Business owners split on benefits of Annapolis event

October 28, 2007

Business owners were evenly divided about whether the inaugural Annapolis Triathlon had a positive effect on the city, a new survey has found.

Requested by the city council's Economic Matters Committee, the survey was one of two conducted about the triathlon. The second, by the triathlon's organizers, polled participants in the Sept. 9 competition.

"We felt it was important to have a third party look at the big picture of these type of events," said Mike Miron, Annapolis' director of economic development. "We wanted to hear from the people that these large events impact -- businesses, residents and participants -- to get their thoughts and suggestions about what we are doing right and what we can do better."

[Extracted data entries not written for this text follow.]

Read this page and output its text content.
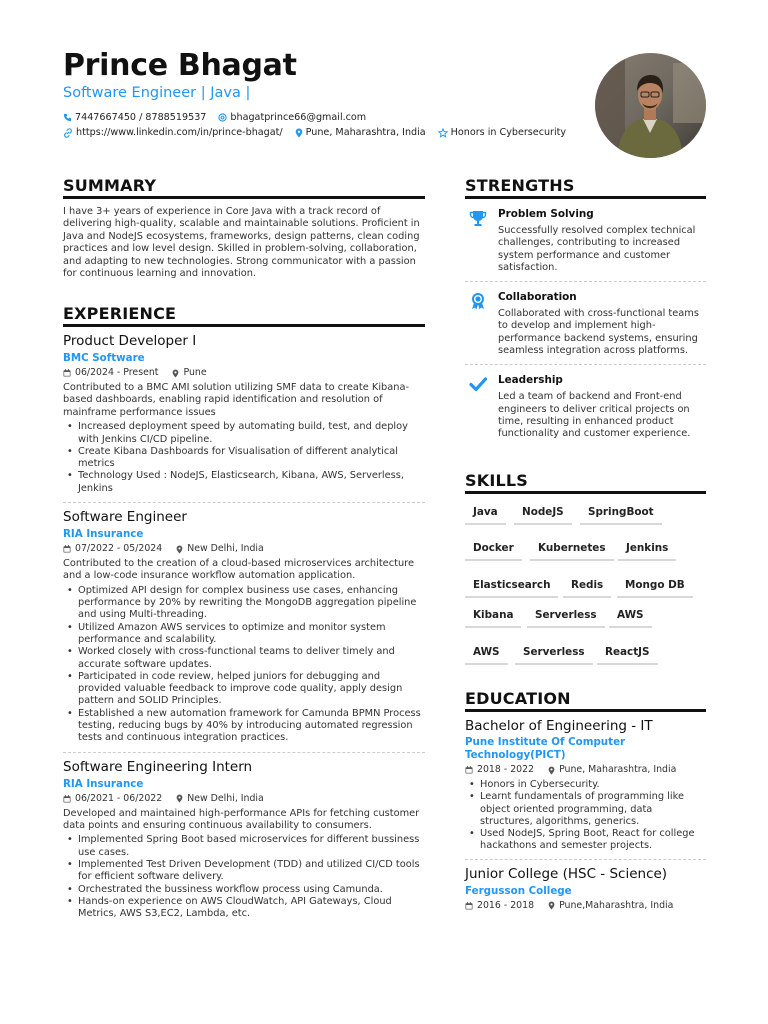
Prince Bhagat
Software Engineer | Java |
7447667450 / 8788519537	bhagatprince66@gmail.com
https://www.linkedin.com/in/prince-bhagat/ Pune, Maharashtra, India	Honors in Cybersecurity
SUMMARY
I have 3+ years of experience in Core Java with a track record of delivering high-quality, scalable and maintainable solutions. Proficient in Java and NodeJS ecosystems, frameworks, design patterns, clean coding practices and low level design. Skilled in problem-solving, collaboration, and adapting to new technologies. Strong communicator with a passion for continuous learning and innovation.
EXPERIENCE
Product Developer I
BMC Software
06/2024 - Present	Pune
Contributed to a BMC AMI solution utilizing SMF data to create Kibana-based dashboards, enabling rapid identification and resolution of mainframe performance issues
• Increased deployment speed by automating build, test, and deploy with Jenkins CI/CD pipeline.
• Create Kibana Dashboards for Visualisation of different analytical metrics
• Technology Used : NodeJS, Elasticsearch, Kibana, AWS, Serverless, Jenkins
Software Engineer
RIA Insurance
07/2022 - 05/2024	New Delhi, India
Contributed to the creation of a cloud-based microservices architecture and a low-code insurance workflow automation application.
• Optimized API design for complex business use cases, enhancing performance by 20% by rewriting the MongoDB aggregation pipeline and using Multi-threading.
• Utilized Amazon AWS services to optimize and monitor system performance and scalability.
• Worked closely with cross-functional teams to deliver timely and accurate software updates.
• Participated in code review, helped juniors for debugging and provided valuable feedback to improve code quality, apply design pattern and SOLID Principles.
• Established a new automation framework for Camunda BPMN Process testing, reducing bugs by 40% by introducing automated regression tests and continuous integration practices.
Software Engineering Intern
RIA Insurance
06/2021 - 06/2022	New Delhi, India
Developed and maintained high-performance APIs for fetching customer data points and ensuring continuous availability to consumers.
• Implemented Spring Boot based microservices for different bussiness use cases.
• Implemented Test Driven Development (TDD) and utilized CI/CD tools for efficient software delivery.
• Orchestrated the bussiness workflow process using Camunda.
• Hands-on experience on AWS CloudWatch, API Gateways, Cloud Metrics, AWS S3,EC2, Lambda, etc.
STRENGTHS
Problem Solving
Successfully resolved complex technical challenges, contributing to increased system performance and customer satisfaction.
Collaboration
Collaborated with cross-functional teams to develop and implement high-performance backend systems, ensuring seamless integration across platforms.
Leadership
Led a team of backend and Front-end engineers to deliver critical projects on time, resulting in enhanced product functionality and customer experience.
SKILLS
Java	NodeJS	SpringBoot
Docker	Kubernetes	Jenkins
Elasticsearch	Redis	Mongo DB
Kibana	Serverless	AWS
AWS	Serverless	ReactJS
EDUCATION
Bachelor of Engineering - IT
Pune Institute Of Computer Technology(PICT)
2018 - 2022	Pune, Maharashtra, India
• Honors in Cybersecurity.
• Learnt fundamentals of programming like object oriented programming, data structures, algorithms, generics.
• Used NodeJS, Spring Boot, React for college hackathons and semester projects.
Junior College (HSC - Science)
Fergusson College
2016 - 2018	Pune,Maharashtra, India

Some business owners feared that a crush of spectators and athletes would drive customers away from downtown.

Minor Group's business survey, which was released Friday, found that:

34 percent say the event had a positive impact on the city, and the same percentage said it had the opposite effect.

14 percent were neutral.

54 percent said the city should host the triathlon again.

Participants in the triathlon who responded to the second survey were overwhelmingly positive about the event.

The Annapolis Triathlon Club received more than 600 responses to its survey of athletes, volunteers and spectators. Respondents answered questions about the quality of the route, the overall experience and the amount of time and money they spent in the city.

The survey found that participants were impressed with the race and Annapolis, and would like to see the event continue.

Because this year's event was held on a Sunday morning and downtown churches were concerned about traffic, survey participants were asked whether they would be willing for the race to be held on a Saturday. A large majority said yes.

Complete results from both surveys are available at www.anna polis.gov.